Long non-coding RNA HOXA11 antisense RNA (HOXA11-AS) has been previously reported to be involved in the tumorigenesis and progression of ovarian cancer and glioma. However, the function of HOXA11-AS in lung cancer remains unclear. Following the knockdown of HOXA11-AS in A549 cells, a microarray analysis was performed in order to detect the differences in microRNA (miRNA/miR) profiles. Subsequently, miR-642b-3p was selected for further analysis. Four miRNA target prediction algorithms were used to identify potential target genes of miR-642b-3p. Bioinformatics analyses, including Gene Ontology (GO), Kyoto Encyclopaedia of Genes and Genomes, protein-protein interactions (PPIs) and network analysis, were performed to investigate the potential functions, pathways and networks of the target genes. Furthermore, the differential expression of miR-642b-3p and its target genes between normal lung and non-small cell lung cancer (NSCLC) tissues was verified using The Cancer Genome Atlas (TCGA) database. Six target genes [zinc finger protein 350, heterogeneous nuclear ribonucleoprotein U, high mobility group box 1, phosphodiesterase 4D (PDE4D), synaptotagmin binding cytoplasmic RNA interacting protein and basic helix-loop-helix family member B9] of miR-642b-3p were predicted using all 4 algorithms. It was revealed that miR-642b-3p was overexpressed in adenocarcinoma and squamous cell carcinoma tissues compared with non-cancerous lung tissues based on the TCGA database. From the 6 target genes, PDE4D was downregulated in lung adenocarcinoma and squamous cell carcinoma tissues, and a weak negative correlation between HOXA11-AS and PDE4D was identified. The area under the curve of PDE4D was 0.905 [95% confidence interval (CI), 0.879-0.931] for patients with lung adenocarcinoma and 0.665 (95% CI, 0.606-0.725) for patients with squamous cell carcinoma. Additionally, GO analysis of the target genes revealed that miR-642b-3p was specifically involved in complex cellular pathways. The target gene RAN binding protein 2 possessed the highest degree of interactions in the PPI network (degree=40). It was hypothesized that HOXA11-AS may have a function in NSCLC by regulating the expression of miR-642b-3p and PDE4D, which laid the foundation for the further elucidation of the potential molecular mechanisms of NSCLC.
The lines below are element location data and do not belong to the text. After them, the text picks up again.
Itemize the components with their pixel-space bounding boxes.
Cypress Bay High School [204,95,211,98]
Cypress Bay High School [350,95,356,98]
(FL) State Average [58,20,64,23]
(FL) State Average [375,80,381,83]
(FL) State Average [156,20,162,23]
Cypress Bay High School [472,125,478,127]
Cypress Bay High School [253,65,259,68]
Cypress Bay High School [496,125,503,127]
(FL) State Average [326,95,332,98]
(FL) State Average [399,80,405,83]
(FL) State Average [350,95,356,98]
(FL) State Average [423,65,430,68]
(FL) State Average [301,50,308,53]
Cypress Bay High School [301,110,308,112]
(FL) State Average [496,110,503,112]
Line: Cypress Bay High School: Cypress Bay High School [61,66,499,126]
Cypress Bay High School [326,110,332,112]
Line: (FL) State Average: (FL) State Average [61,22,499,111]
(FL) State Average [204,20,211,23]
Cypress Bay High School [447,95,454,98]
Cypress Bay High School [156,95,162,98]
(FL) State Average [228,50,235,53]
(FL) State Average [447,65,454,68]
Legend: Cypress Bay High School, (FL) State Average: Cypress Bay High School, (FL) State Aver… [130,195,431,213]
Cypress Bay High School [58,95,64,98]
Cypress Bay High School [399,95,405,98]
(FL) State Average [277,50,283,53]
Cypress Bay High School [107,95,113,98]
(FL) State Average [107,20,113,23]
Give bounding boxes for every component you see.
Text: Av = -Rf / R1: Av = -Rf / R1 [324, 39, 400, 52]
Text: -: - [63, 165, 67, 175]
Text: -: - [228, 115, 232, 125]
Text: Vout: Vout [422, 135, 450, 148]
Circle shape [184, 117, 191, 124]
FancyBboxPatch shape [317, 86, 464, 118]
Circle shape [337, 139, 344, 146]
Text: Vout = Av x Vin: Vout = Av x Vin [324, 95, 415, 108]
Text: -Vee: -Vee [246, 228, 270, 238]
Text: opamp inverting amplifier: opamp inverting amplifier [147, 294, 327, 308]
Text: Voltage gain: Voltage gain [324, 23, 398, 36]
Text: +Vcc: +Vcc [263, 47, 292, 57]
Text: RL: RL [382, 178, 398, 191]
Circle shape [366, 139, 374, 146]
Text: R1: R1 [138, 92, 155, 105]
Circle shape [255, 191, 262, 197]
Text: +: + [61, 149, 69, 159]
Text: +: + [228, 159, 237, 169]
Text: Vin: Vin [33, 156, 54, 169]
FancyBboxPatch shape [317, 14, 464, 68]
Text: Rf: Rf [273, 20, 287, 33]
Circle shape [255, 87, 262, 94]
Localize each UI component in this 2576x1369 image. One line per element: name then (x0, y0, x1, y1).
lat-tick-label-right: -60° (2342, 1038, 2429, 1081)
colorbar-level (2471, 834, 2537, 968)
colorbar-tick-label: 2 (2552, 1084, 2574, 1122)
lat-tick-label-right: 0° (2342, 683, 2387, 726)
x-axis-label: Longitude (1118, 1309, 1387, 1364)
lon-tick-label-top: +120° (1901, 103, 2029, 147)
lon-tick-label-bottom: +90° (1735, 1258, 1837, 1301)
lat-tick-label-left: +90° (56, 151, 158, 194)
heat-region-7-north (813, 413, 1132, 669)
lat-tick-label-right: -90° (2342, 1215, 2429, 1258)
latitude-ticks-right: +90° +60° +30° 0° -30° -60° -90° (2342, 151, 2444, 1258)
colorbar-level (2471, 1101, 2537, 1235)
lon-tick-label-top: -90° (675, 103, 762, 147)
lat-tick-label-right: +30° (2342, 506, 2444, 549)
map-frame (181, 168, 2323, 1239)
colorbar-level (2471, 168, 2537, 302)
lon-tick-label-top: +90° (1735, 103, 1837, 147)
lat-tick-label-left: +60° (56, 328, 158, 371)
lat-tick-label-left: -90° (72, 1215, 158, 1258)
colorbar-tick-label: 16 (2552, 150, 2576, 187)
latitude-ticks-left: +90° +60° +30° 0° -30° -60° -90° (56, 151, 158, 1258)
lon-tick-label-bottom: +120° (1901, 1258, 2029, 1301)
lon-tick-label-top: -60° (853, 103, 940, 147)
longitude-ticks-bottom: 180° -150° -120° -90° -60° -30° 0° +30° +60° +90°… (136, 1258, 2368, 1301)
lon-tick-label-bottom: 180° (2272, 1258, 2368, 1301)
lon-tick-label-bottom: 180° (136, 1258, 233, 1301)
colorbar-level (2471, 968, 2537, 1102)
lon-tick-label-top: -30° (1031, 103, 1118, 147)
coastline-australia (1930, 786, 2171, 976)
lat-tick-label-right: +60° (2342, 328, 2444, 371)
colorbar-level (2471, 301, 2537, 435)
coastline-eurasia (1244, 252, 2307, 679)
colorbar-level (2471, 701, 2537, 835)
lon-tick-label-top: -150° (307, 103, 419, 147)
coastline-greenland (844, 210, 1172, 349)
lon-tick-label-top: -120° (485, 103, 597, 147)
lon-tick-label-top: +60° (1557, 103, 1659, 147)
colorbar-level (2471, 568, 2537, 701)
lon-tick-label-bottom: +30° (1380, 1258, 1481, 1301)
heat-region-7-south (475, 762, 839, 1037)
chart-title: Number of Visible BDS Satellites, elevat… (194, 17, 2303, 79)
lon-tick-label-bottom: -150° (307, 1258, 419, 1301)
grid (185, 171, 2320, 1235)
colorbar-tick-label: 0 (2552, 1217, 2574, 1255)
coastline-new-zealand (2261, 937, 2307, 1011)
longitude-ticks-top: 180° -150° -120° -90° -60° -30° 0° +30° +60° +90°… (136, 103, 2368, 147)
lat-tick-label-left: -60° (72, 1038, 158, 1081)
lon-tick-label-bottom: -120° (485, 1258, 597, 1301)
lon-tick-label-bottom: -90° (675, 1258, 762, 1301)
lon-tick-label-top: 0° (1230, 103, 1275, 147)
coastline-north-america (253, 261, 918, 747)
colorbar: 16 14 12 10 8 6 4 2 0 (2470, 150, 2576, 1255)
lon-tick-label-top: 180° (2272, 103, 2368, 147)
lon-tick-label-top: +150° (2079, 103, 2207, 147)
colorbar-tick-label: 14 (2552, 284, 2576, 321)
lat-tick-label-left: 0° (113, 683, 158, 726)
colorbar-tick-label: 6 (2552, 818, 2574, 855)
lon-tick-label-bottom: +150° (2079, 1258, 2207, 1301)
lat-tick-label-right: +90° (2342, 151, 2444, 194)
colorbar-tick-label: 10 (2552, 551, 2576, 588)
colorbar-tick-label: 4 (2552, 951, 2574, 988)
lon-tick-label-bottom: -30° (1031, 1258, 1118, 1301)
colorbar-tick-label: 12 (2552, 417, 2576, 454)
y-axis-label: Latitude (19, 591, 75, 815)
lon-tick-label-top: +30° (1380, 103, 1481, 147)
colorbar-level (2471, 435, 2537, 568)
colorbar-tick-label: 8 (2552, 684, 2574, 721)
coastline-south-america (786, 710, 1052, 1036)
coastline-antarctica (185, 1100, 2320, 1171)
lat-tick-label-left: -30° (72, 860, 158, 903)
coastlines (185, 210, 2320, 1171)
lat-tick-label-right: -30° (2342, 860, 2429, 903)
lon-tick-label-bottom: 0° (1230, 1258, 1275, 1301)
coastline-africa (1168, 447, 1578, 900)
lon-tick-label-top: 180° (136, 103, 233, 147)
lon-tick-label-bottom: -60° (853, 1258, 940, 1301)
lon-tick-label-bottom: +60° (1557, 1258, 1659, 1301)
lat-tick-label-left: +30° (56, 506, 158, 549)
长链非编码RNA HOXA11反义RNA(HOXA11-AS)此前已被报道参与卵巢癌和神经胶质瘤的肿瘤发生及进展。然而,HOXA11-AS在肺癌中的功能仍不清楚。在A549细胞中敲低HOXA11-AS后,进行了微阵列分析以检测微小RNA(miRNA/miR)谱的差异。随后,选择miR-642b-3p进行进一步分析。使用四种miRNA靶标预测算法来鉴定miR-642b-3p的潜在靶基因。进行了生物信息学分析,包括基因本体论(GO)、京都基因与基因组百科全书、蛋白质-蛋白质相互作用(PPI)和网络分析,以研究靶基因的潜在功能、途径和网络。此外,使用癌症基因组图谱(TCGA)数据库验证了miR-642b-3p及其靶基因在正常肺组织和非小细胞肺癌(NSCLC)组织之间的差异表达。使用所有4种算法预测了miR-642b-3p的6个靶基因[锌指蛋白350、不均一核核糖核蛋白U、高迁移率族蛋白盒1、磷酸二酯酶4D(PDE4D)、突触结合蛋白结合胞质RNA相互作用蛋白和碱性螺旋-环-螺旋家族成员B9]。基于TCGA数据库显示,与非癌性肺组织相比,miR-642b-3p在腺癌和鳞状细胞癌组织中过表达。在这6个靶基因中,PDE4D在肺腺癌和鳞状细胞癌组织中下调,并且鉴定出HOXA11-AS与PDE4D之间存在弱负相关。肺腺癌患者中PDE4D的曲线下面积为0.905[95%置信区间(CI),0.879-0.931],鳞状细胞癌患者中为0.665(95%CI,0.606-0.725)。此外,对靶基因的GO分析表明,miR-642b-3p特别参与复杂的细胞途径。靶基因RAN结合蛋白2在PPI网络中具有最高的相互作用度(度=40)。据推测,HOXA11-AS可能通过调节miR-642b-3p和PDE4D的表达在NSCLC中发挥作用,这为进一步阐明NSCLC的潜在分子机制奠定了基础。